Monday, August 03, 2009

idols and memorabilia

You can tell a lot about a person or people by who their heroes are; by who and what they memorialize.

I stopped in a Taco Bell in Louisiana the other day, and a few Saints and LSU jerseys were framed on the wall. A local sports team's trophy sat on a shelf. That marks a culture that's long been free of war (at home) and other great struggles, allowing them to focus on entertainment.

In San Antonio, one restaurant has pictures of Pancho Villa and Santa Anna. The salute to old enemies of Texas is especially striking because nobody thinks much of it, marking a culture with strong ties to Mexico.

Another Texas town used to have a bar with a fantastically long rifle hung on the wall, and letters beneath it saying, "This here rifle once killed thirty mescans in one shot." It symbolized a people's pride in winning their independence in battle over a century ago, even though that independence had long since passed.

Some cities have statues of warriors.
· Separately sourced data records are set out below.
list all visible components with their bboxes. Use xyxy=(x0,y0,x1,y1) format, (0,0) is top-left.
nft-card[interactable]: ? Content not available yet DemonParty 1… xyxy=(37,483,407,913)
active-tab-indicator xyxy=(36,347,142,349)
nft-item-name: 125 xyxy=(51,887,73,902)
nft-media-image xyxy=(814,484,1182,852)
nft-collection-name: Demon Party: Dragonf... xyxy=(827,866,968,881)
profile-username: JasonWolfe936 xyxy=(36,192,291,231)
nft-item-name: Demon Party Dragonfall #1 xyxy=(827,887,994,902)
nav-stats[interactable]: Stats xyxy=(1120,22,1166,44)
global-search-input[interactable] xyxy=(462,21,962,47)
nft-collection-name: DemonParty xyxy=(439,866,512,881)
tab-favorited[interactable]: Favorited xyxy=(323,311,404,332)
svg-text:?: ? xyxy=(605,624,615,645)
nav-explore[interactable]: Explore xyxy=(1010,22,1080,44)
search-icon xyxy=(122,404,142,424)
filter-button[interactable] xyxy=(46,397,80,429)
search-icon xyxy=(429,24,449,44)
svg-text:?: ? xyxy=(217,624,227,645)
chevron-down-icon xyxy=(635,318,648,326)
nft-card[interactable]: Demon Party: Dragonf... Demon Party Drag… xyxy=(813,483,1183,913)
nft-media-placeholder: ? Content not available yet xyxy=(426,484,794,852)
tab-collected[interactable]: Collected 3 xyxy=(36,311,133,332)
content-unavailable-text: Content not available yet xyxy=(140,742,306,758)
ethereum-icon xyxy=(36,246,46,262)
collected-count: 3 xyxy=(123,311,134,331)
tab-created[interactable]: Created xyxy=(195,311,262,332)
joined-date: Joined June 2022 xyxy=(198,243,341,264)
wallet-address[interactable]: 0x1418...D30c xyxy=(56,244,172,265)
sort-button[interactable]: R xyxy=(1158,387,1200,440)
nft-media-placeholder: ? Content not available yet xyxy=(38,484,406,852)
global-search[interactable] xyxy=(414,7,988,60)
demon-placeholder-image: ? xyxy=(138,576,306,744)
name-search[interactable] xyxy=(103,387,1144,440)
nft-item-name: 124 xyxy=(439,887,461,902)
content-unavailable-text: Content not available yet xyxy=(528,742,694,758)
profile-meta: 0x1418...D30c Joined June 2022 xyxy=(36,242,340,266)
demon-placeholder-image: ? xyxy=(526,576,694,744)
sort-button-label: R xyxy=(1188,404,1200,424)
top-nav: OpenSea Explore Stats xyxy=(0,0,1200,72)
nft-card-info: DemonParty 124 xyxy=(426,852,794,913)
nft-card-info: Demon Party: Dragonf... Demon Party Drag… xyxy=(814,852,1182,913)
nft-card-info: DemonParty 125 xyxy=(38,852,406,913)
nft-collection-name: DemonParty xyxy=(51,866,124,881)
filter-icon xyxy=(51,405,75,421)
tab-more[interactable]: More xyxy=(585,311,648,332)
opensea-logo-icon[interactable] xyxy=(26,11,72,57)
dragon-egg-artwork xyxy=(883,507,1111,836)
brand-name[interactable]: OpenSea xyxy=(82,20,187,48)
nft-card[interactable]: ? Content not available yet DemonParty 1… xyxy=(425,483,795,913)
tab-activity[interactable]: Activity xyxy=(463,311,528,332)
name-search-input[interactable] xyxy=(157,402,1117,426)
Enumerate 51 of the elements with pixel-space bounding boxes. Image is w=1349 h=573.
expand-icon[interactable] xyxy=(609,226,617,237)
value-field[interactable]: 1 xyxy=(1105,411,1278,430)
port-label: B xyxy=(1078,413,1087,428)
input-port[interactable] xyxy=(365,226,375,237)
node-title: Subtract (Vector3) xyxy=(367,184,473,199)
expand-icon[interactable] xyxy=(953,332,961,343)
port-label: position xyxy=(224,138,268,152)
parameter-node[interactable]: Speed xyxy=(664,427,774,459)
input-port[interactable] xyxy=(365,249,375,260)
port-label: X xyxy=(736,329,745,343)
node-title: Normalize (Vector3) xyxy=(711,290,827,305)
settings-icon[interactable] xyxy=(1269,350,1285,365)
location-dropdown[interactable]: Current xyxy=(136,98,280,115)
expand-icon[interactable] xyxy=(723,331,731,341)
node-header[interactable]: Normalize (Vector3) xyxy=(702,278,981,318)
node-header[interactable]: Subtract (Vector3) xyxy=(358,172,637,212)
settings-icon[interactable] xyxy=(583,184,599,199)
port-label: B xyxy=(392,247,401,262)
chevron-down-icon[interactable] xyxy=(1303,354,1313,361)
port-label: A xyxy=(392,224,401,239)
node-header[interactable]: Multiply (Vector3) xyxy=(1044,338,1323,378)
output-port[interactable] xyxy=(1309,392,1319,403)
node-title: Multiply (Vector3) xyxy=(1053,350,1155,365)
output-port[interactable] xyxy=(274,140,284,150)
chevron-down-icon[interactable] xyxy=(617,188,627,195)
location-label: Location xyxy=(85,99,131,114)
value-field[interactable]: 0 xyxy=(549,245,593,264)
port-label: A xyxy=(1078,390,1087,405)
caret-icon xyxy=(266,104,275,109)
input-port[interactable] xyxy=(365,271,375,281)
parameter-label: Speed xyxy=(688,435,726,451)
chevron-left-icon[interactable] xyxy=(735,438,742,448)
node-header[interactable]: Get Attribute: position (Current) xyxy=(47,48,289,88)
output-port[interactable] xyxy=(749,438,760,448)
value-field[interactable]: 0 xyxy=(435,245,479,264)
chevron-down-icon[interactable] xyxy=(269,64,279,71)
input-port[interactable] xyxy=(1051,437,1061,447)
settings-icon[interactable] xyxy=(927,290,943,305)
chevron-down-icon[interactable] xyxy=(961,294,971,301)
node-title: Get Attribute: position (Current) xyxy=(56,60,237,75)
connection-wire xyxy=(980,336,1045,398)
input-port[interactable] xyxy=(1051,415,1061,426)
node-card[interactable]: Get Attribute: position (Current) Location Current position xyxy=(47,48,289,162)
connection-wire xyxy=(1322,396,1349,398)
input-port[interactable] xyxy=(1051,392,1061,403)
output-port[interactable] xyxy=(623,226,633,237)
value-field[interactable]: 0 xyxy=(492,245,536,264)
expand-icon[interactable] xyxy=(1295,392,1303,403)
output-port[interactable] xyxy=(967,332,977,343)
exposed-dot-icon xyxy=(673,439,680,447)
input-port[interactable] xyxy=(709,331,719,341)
Others have statues of poets, philosophers, or politicians. Some choose to celebrate history over a thousand years old, while others focus on the recent.

Some persons hang pictures of relatives and ancestors. Some exhibit love for their parents or grandparents culture, rather than their own. Others fill their homes with glimpses of distant lands because they'd rather be anywhere than home.

More could be done in games to define settings and characters through objects.